Comment 9 Ali Abdallah 2021-08-13 06:37:58 UTC
I will give linux-firmware-20210716 a try and report back here.
Comment 10 Ali Abdallah 2021-08-25 15:33:32 UTC
I'm using linux-firmware-20210716 on my T495 since Thu Aug 19 18:05 without any issue so far.
Comment 11 Ali Abdallah 2021-09-01 09:42:06 UTC
(In reply to Ali Abdallah from comment #10)

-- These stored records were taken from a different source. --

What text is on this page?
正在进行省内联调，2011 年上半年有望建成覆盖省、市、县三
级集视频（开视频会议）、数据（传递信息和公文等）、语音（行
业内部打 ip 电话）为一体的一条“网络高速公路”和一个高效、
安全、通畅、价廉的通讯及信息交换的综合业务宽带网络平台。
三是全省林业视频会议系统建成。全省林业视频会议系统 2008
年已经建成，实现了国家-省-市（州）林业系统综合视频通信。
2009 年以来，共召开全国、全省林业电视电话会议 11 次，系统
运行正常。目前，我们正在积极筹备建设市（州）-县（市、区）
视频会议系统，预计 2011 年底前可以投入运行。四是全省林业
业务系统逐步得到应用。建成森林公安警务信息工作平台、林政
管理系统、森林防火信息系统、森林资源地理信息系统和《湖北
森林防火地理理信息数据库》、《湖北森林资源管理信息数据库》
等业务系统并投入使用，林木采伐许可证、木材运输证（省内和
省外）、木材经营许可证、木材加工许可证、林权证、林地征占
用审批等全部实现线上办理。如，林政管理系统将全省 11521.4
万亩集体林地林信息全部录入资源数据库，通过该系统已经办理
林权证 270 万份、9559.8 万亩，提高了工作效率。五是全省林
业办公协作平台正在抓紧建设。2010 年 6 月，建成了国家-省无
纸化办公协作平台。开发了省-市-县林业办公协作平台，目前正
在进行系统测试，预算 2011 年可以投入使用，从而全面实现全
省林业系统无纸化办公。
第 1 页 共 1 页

Too fast, today I had the same crash with linux-firmware-20210716, going back to g20210224.
Comment 12 Evilham 2021-10-06 10:18:07 UTC
Hello, I had been having crashes related to graphics (thought it was this: https://github.com/freebsd/drm-kmod/issues/78 at first) since April.

A couple weeks ago I decided to try the patch in this PR that upgrades `graphics/drm-firmware-kmod` to 20210812 and with that my problem has been gone.

This is a Lenovo A485 with an AMD Ryzen 7 PRO 2700U w/ Radeon Vega Mobile Gfx.